請求項6に記載の発明によれば、凸部がなく、全体が一定の厚さの成形品を得ることができ、樹脂パネルの取付部(支持部)の一部に凸部を避ける部分を形成する必要がなくなる。
【図面の簡単な説明】
【図1】 (a)は第1の実施の形態の樹脂ウインドウの概略斜視図、(b)は凸部と対応する位置の模式断面図、(c)はその部分拡大図。
【図2】 (a)は金型にフィルムがセットされた状態の模式断面図、(b)はその部分拡大図。
【図3】 固定金型のキャビティ部分の模式正面図。
【図4】 金型を凹部の位置において水平面で切断した状態の模式断面図。
【図5】 切り欠きがなく成形品にしわが発生した状態の模式断面図。
【図6】 第2の実施の形態の可動部材が没入位置にある模式断面図。
【図7】 同じく成形品が完成した状態の模式断面図。
【図8】 波打ちの発生状態を示す模式正面図。
【図9】 図8のIX−IX線における模式断面図。
【図10】 しわ等の欠点部が発生した成形品の斜視図。
【符号の説明】
1…樹脂ウインドウ、2…パネル本体、3…フィルム又はシート、4…スリット、5…凸部、6…固定金型、7…可動金型、8…ゲート、8a…射出口、11…キャビティ、11a…凹部、12…切り欠き、14…成形品、17…可動部材、17a…先端面。

Claims (7)

  1. フィルム又はシートの一部を金型に固定した状態でフィルム又はシートをキャビティ内に配置し、ゲートからキャビティ内に溶融樹脂を射出してフィルム又はシートを成形樹脂表面に一体成形する樹脂パネルの製造方法において、
    成形品の表面にしわが発生し易い位置のフィルム又はシートと対向する金型面と反対側の金型面に凹部を設け、前記凹部と対向する箇所に切り欠きを設けたフィルム又はシートを金型の所定位置に固定して、溶融樹脂をキャビティ内に射出する樹脂パネルの製造方法。
  2. 前記フィルム又はシートはその一端において前記金型に固定され、前記金型には前記フィルム又はシートの固定側にゲートの射出口が設けられ、前記凹部は前記射出口と反対側に設けられている請求項1に記載の樹脂パネルの製造方法。

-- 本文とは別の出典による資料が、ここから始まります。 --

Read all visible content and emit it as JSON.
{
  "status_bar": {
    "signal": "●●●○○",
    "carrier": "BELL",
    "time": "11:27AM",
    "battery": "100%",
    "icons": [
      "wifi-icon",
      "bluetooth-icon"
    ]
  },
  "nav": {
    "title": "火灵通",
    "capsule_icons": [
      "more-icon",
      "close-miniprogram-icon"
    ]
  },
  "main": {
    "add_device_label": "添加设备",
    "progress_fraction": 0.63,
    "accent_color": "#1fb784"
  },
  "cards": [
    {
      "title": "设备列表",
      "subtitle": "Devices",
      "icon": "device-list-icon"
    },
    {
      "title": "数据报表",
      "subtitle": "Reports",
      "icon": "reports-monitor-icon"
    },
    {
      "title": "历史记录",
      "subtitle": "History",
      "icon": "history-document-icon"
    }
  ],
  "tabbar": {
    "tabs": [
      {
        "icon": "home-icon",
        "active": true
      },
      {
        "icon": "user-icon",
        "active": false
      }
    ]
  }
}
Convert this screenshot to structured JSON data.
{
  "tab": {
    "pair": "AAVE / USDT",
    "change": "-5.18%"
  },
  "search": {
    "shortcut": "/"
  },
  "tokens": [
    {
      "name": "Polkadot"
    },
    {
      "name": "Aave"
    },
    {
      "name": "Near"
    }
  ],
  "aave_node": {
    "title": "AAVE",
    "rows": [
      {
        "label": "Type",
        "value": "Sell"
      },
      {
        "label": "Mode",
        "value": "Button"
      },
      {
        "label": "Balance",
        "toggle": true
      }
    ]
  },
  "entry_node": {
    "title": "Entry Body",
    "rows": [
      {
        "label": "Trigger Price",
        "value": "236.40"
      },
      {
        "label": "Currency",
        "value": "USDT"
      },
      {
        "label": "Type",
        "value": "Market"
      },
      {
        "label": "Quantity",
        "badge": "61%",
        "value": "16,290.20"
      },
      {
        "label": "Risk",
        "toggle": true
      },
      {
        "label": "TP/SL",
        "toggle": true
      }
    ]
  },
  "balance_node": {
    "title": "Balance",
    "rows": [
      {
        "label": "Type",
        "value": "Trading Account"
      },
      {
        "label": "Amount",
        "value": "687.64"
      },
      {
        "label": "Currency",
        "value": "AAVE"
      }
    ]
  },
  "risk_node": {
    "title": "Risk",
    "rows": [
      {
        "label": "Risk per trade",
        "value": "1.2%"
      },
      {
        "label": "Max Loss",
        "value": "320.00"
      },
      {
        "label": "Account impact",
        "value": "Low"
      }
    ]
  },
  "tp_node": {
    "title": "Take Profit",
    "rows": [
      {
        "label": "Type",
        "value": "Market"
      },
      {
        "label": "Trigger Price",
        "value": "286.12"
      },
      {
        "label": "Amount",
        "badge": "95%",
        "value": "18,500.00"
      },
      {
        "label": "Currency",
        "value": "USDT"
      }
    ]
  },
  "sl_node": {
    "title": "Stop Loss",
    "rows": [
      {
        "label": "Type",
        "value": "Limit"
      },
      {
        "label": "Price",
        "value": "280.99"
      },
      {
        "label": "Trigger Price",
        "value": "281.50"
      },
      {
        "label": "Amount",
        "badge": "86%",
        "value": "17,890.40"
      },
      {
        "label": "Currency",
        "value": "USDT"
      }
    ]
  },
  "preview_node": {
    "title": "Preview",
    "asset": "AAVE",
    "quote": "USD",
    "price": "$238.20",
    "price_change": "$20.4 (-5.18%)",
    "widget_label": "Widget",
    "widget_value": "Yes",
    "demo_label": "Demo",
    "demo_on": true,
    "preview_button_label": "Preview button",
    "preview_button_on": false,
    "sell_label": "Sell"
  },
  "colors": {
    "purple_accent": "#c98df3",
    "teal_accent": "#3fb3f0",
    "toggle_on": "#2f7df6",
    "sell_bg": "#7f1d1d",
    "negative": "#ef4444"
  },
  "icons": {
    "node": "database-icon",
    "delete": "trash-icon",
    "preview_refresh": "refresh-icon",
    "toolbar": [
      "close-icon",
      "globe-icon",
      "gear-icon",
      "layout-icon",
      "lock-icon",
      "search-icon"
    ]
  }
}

  3. 前記金型は可動金型が水平方向へ移動可能に設けられ、前記フィルム又はシートは上端で固定されて上下方向に延びるようにキャビティ内に配置される請求項2に記載の樹脂パネルの製造方法。
  4. 樹脂製のパネル本体の表面にフィルム又はシートがインサート成形により一体成形された樹脂パネルであって、フィルム又はシートの周縁の一部にスリットが形成され、パネル本体には前記スリットが形成された部分と反対側の面に凸部が形成されている樹脂パネル。
  5. 前記樹脂パネルは自動車用の樹脂ウインドウである請求項4に記載の樹脂パネル。
  6. フィルム又はシートの一部を金型に固定した状態でフィルム又はシートをキャビティ内に配置し、ゲートからキャビティ内に溶融樹脂を射出してフィルム又はシートを成形樹脂表面に一体成形する樹脂パネルの製造方法において、
    成形品の表面にしわが発生し易い位置のフィルム又はシートと対向する金型面と反対側の金型面を構成する固定金型又は可動金型に、前記反対側の金型面に凹部を形成する位置と、該金型面が平坦になる位置とに移動可能な可動部材を設け、前記可動部材を金型面に凹部を形成する位置に配置した状態で、前記凹部と対向する箇所に切り欠きを設けたフィルム又はシートを金型の所定位置に固定して溶融樹脂をキャビティ内に射出し、溶融樹脂が所定量キャビティ内に射出された後、前記可動部材を金型面が平坦になる位置まで移動させて残りの溶融樹脂を射出する樹脂パネルの製造方法。
  7. 前記樹脂パネルは自動車用の樹脂ウインドウである請求項1〜請求項3及び請求項6のいずれか一項に記載の樹脂パネルの製造方法。